People have bad money habits into their 30s, and it’s not just young people with zero credit card debt who need to break bad money habits, according to a new study.
Alcohol, binge drinking, gambling and hard drugs are also other common bad money habits in old age, the study says. The experiment of 13 to 70-year-olds found that people who had a bad money habit into old age were also more likely to misuse money and lose it, and were less likely to live a happy and well-adjusted life.
Worse, 35% of participants thought that money was as important as their health, self-esteem or relationships, says the study, by researchers at Indiana University Kelley School of Business, and published in the Journal of Consumer Research.
The experiment sent messages to teens, and older adults with an experimental psychology website, in the form of surveys and emails. The poor decisions that participants made included dishonesty, spending more than they earned, and having difficulty staying solvent.

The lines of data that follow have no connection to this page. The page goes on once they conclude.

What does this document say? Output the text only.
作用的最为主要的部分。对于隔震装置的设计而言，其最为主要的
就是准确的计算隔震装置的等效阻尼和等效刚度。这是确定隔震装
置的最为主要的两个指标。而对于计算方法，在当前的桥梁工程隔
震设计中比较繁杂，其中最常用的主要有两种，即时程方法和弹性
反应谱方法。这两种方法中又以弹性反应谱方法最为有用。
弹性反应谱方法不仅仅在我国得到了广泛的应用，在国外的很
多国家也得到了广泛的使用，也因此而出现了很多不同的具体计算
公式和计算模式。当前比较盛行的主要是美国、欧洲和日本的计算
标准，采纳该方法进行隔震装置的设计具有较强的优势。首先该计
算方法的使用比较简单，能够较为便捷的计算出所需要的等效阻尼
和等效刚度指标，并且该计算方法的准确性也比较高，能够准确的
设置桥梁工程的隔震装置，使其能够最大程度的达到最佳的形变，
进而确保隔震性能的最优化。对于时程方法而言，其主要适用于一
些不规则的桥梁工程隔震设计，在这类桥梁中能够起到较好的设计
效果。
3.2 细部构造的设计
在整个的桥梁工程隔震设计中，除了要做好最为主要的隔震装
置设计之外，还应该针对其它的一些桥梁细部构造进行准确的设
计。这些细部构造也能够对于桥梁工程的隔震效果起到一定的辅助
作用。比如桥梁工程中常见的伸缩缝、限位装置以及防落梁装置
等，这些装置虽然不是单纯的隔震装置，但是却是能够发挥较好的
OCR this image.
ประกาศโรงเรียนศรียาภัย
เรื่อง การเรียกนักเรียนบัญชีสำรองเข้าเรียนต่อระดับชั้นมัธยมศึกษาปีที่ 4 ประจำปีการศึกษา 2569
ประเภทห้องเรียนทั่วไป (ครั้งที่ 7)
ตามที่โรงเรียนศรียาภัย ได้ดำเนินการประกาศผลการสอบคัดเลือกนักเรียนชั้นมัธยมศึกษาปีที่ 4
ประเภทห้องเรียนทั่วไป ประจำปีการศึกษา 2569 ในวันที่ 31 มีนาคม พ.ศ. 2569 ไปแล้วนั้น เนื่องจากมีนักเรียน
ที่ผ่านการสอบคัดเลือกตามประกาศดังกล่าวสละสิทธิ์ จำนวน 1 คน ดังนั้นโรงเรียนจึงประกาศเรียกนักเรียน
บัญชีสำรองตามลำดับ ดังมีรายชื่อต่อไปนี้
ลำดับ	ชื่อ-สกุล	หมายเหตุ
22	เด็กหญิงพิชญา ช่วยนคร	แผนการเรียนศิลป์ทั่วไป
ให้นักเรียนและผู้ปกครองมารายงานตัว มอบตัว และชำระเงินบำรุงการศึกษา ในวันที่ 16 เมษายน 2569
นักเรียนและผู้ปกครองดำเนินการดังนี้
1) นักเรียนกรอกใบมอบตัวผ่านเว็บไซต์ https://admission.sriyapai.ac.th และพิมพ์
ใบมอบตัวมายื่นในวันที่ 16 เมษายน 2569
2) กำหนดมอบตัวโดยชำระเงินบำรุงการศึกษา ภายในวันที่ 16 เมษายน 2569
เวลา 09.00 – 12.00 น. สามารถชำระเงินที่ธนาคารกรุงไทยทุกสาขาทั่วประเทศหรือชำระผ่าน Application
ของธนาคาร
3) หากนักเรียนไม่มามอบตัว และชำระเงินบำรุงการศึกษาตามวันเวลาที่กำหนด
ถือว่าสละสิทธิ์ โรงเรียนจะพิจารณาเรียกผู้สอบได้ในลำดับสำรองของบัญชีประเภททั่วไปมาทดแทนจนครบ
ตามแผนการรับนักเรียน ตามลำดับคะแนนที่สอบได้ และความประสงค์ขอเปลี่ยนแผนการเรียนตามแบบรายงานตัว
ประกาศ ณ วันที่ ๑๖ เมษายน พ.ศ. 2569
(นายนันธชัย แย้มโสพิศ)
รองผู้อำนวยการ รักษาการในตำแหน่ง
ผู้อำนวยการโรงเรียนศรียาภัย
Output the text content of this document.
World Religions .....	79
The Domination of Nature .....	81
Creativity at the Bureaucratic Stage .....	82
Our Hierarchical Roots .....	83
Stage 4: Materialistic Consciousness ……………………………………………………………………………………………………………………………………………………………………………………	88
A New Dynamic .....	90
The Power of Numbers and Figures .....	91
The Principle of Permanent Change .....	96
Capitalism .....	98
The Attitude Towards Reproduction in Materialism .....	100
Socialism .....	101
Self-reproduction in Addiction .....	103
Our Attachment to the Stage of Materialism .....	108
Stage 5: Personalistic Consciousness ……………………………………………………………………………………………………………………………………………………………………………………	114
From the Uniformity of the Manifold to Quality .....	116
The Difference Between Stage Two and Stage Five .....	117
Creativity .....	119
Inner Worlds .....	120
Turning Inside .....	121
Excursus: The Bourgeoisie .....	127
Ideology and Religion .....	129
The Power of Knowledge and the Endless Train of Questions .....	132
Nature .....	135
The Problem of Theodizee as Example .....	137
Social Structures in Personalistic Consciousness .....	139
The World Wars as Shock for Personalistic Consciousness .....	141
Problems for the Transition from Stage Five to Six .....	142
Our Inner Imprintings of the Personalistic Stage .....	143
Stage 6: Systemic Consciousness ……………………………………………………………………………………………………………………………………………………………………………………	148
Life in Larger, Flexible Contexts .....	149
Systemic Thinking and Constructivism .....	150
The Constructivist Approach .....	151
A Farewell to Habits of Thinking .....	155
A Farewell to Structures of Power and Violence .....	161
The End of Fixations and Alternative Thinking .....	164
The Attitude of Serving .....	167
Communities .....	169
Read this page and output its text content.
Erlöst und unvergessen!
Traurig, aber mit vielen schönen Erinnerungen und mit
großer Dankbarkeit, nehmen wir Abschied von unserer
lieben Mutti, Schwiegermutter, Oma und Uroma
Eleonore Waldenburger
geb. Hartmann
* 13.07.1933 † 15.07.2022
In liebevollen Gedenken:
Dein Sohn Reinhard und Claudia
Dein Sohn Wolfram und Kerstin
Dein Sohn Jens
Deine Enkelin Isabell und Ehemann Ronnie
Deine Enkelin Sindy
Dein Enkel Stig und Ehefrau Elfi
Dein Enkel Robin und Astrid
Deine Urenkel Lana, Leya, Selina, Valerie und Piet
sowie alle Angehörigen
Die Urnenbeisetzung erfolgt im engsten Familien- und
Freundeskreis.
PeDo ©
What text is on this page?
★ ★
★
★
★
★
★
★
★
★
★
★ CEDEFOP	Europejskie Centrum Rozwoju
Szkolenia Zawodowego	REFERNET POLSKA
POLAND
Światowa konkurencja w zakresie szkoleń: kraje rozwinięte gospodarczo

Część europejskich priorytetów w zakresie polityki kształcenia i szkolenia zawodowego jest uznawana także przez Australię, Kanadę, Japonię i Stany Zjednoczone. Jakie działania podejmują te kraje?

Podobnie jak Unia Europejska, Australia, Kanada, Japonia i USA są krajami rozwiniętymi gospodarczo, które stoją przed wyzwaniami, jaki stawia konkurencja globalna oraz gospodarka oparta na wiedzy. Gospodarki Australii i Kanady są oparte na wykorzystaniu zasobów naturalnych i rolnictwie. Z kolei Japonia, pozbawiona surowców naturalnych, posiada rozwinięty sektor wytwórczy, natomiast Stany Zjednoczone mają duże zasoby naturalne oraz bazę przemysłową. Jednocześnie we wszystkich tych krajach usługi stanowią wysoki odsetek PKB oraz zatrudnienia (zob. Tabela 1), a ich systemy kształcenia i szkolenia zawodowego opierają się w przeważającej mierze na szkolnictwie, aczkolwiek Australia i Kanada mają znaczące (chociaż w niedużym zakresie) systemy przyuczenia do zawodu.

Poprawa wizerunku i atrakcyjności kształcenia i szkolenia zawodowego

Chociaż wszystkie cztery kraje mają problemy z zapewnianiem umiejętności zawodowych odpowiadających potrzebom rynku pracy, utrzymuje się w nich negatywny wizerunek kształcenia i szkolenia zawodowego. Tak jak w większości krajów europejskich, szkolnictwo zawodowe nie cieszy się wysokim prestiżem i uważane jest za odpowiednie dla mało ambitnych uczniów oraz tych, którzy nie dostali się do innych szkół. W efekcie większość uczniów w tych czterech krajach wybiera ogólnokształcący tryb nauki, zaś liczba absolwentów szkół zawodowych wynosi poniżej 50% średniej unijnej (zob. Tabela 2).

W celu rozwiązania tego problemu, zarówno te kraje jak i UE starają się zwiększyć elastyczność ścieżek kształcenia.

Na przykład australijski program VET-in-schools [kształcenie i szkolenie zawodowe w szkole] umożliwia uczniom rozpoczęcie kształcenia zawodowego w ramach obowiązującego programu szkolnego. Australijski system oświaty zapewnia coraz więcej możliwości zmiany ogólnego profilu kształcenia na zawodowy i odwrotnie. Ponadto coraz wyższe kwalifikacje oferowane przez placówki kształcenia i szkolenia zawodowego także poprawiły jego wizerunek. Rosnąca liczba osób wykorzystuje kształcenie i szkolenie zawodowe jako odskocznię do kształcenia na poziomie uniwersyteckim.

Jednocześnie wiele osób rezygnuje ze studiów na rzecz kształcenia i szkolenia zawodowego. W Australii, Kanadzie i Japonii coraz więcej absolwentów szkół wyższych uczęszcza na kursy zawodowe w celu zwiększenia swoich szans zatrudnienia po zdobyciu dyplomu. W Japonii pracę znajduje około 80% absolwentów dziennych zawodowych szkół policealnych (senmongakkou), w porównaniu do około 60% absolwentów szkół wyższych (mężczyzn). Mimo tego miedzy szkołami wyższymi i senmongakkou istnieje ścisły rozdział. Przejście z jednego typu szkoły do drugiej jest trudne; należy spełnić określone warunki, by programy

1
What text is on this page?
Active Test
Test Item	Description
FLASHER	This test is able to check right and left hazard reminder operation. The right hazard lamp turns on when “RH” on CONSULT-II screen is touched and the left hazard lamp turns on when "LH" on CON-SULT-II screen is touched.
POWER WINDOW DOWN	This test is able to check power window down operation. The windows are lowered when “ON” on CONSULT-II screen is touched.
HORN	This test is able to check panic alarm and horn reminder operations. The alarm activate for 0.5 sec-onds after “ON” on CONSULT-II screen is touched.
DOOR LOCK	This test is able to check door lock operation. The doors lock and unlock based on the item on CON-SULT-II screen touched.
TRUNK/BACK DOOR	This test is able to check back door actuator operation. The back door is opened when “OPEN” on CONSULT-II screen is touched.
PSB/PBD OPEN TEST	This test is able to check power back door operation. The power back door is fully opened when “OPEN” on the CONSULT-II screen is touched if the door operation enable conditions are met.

While most of the participants experienced at least some bad money habits into old age, some began their behavior much earlier. About 1 in 10 people, pre-graduate age, had at least one bad habit before age 20. About 11% of them had two or more bad habits into old age.
Some of the bad money habits that young adults still held into old age included:
Gambling, spending more than you earn
Being irresponsible about what or how much to save
Paying for things they didn’t want
Nonpayment of bills
Worrying about money and being worried about money
The study authors looked at many other possible ways of thinking about money – from the “la-la land” thinking to socially harmful thinking – that might lead young adults to make bad money choices. But when people are young, “those who hold views related to ‘worst case situations’ and ‘gambling,’ are more likely to make harmfully chosen choices about financial affairs,” says the study.
Money continued to be a life-and-death issue for young adults until age 50. The poor choices they made seemed related to the implications of lack of money, or of what is not known about how money works or the ability to pay for insurance and the health-care system, the study says. The good news is that many of these poor choices can be corrected.
Among the types of decisions that many people – young and old – should stop making and stop making early in life:
Using credit cards instead of debit cards
Buying anything with a small amount of money
Storing property they can’t afford
Always thinking about money
Keeping money for later, when the decision is more difficult
Not saving for the future
Taking in someone for the price of a second home instead of looking at the benefit of the whole
Buying emotional possessions instead of logical objects
After observing hundreds of different decisions, these researchers concluded: “Although nearly all of these kinds of choices were influenced by the path of life and financial success in adults from young adulthood to the present, they all share some level of brain plasticity, and, therefore, can be adjusted with careful planning and awareness of the positive relationship between future savings and not only financial success, but also future happiness.”
So, what does it mean for a woman approaching her 30s to start protecting and planning for the future by talking about money? Here are some ideas:
Start talking to your financial adviser or financial adviser about how you’ll approach finances in the next few years. Get a clear picture of what your finances look like now and then let your adviser decide. There’s no substitute for a thorough plan.
But if you want to discuss serious money issues now (such as your life goals) with your adviser, don’t wait until you’re 30, 40 or 50 to start.